Giving Compass' Take:

· Eco-Business talks with Peter Bakker and Sunny Verghese, leaders of the World Business Council for Sustainable Development, about sustainable capitalism and the potential for sustainable business to help fight climate change.

· How are businesses takes steps towards sustainability? What is sustainable capitalism? Could sustainable business be an answer to climate change? 

· Here are four steps toward business sustainability.


The origins of the World Business Council for Sustainable Development (WBCSD), an organisation of big business leaders designed to set the corporate world on the path to sustainability, were born in the wake of the Rio Earth Summit in 1992.

The council, formed in 1995 and whose members include multinational goliaths DuPont, Nestlé, BP, and Danone, works towards achieving sustainability ambitions that emerged after the Paris Agreement in 2015—for which the Rio Summit laid the foundations 23 years prior—the United Nations’ Sustainable Development Goals (SDGs).

However, nearly three decades after Rio, carbon emissions show no signs of falling, global temperatures continue to set records, and the very existence of life on Earth is under threat as ecosystems wane under pressure from a human population expected to hit 8.6 billion by 2030—the target year for the SDGs, and the deadline the Intergovernmental Panel on Climate Change (IPCC) has given humanity to decarbonise or face the worst consequences of climate change.

So can big business be trusted to help secure our future? Is there such a thing as sustainable capitalism?

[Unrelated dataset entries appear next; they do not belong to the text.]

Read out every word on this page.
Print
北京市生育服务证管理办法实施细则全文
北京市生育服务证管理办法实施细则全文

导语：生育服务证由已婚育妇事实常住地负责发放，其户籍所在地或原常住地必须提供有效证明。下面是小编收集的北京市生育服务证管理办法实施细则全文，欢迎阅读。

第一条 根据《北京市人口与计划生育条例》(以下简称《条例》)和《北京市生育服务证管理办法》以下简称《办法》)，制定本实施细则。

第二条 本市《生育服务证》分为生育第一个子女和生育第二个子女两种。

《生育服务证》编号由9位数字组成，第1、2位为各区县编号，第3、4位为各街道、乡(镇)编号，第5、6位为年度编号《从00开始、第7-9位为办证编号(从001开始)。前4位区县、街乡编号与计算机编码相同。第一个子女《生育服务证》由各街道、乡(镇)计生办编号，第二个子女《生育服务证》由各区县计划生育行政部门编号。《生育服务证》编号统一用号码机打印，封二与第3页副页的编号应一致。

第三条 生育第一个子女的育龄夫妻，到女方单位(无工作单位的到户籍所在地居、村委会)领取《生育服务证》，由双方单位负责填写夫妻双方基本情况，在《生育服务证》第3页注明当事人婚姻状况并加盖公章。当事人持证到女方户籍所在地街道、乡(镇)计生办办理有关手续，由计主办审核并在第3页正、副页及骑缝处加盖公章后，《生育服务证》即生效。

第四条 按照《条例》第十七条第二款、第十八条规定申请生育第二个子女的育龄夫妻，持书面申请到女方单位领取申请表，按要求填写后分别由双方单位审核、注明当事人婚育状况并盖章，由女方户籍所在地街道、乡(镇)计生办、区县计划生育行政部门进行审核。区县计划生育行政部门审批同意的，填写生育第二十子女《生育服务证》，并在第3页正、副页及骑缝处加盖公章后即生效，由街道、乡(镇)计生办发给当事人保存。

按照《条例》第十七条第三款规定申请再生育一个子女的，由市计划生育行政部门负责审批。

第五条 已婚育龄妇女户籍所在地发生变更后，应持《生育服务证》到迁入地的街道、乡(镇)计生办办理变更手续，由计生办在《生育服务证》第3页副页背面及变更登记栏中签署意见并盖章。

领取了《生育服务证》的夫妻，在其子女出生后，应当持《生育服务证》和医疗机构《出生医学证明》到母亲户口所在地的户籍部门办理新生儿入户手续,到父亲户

Or is it something of an oxymoron?

It is the responsibility of two men to convince the world otherwise.

One is Peter Bakker, who led global logistics giant TNT for a decade and is now president and chief executive of WBCSD. The other is Sunny Verghese, CEO of agribusiness giant Olam, who was appointed WBCSD’s chairman in 2018, following in the footsteps of the likes of the former BP boss Rodney Chase, Shell’s Sir Philip Watts and Unilever’s recently departed sustainable business pin-up Paul Polman.